SHIP’S SILVER BELL: Next to the “Ship’s Battle Honors” is the “Ship’s Silver Bell”, which is also visible from the quarterdeck. This bell was given as a gift by the citizens of Belfast in October 1948. When HMS Belfast was on duty, the bell rang every 30 minutes.
SHIP’S PIGGY BANK: In 2003 the daily cost of keeping the ship in top condition was 1,000 GBPs, which is a really huge annual cost. HMS Belfast is supported by ticket collections, gift shop sales, and private contributions. Any visitor who wishes can leave its contribution in this impressive mine that serves as a piggy bank. These small contributions to the museum are more than welcome and help it to remain open.
FORWARD “A” & “B” 152mm GUN TURRETS: HMS Belfast‘s main battery consists of twelve Mk.XXIII 6-inch (152mm) guns in four triple turrets, two forward and two aft. Here we can see the forward turrets with the guns raised and pointing, (according to the museum’s own data), to a target located 20 km away located in north-west London, specifically the “Scratchwood Motorway Services Area on the M1”.
AFT “X” & “Y” 152mm GUN TURRETS: Here we can see the two aft turrets located in the aft superstructure. Each turret has a weight of 175 tons and they were operated by 49 men in total. 27 of them served in the turret gun house, and another 22 were stationed in the shell rooms and magazines located beneath each of the turrets.
152mm GUN TURRET INTERIOR: It is possible to access the interior of the turret and see the small space from where HMS Belfast “breathed fire” towards the enemy. You can see the three breeches of the guns, just under each of the three red circles. Each gun could fire a maximum of 8 shells per minute and had a maximum range of 22,000 meters.
MECHANICAL HOITS: Cordite charges and shells were moved to the turrets by mechanical hoists (on the image). The cordite charges were stored in magazines and they had to cross 4 decks to reach the turrets.

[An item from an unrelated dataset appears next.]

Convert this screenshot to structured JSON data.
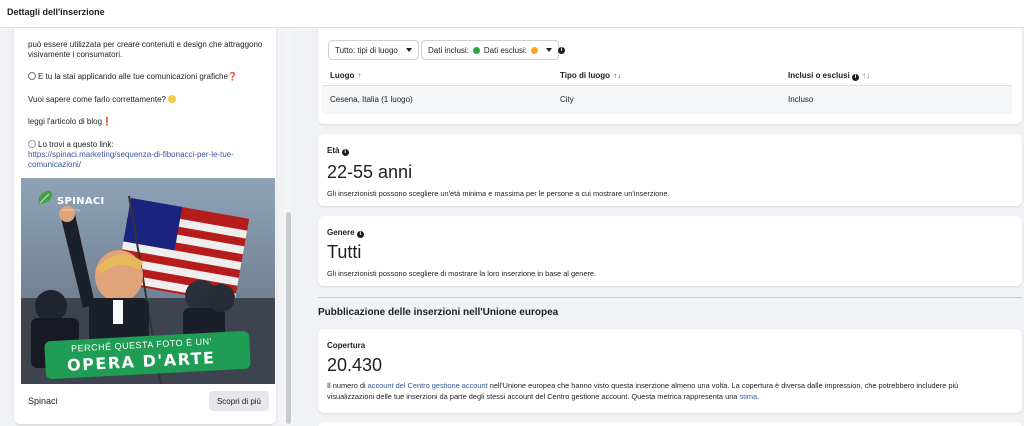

SHELL ROOM: The 152mm shells were stored in a “Shell Room”, placed on a kind of carousel that rotated to bring them closer to the mechanical hoists which brought them up. Despite the shells were mechanically raised into the turrets, they were manually rammed into the guns to be fired.
SHELL ROOM: Each turret had its own “Shell Room” and “Magazine” below it, separated by heavy armor to prevent a simultaneous explosion if hit. In addition, the magazines could be independently flooded if necessary to prevent disastrous explosions. The blue colored shells were for training (drill) and lacked an explosive charge.
102mm DUAL GUN MOUNTING: HMS Belfast also had a secondary battery consisting of four, (six during WWII), Twin 4-inch (102mm) HA/LA Mk.XIX mountings. These were dual purpose guns, hence the designation HA/LA (high angle/low angle), and were used primarily in antiaircraft role, although they could also be used to attack surface targets.
40mm TWIN BOFORS AA GUN MOUNTING: Originally the anti-aircraft defense was mainly in charge of four 40mm Twin Bofors Mk.V mountings that are located two on each side of the bridge. During the modernization, two more assemblies were installed on the after superstructure. The mounts were trained and elevated by hand and were controlled by two Close Range Blind Fire Directors (CRBFD).
Mk.IX 21-inch (533mm) TORPEDO: HMS Belfast carried six Mk.IX 21-inch torpedoes in two triple revolving mounts located one on each side between her funnels. These mounts were removed during the modernization carried out in the 50s.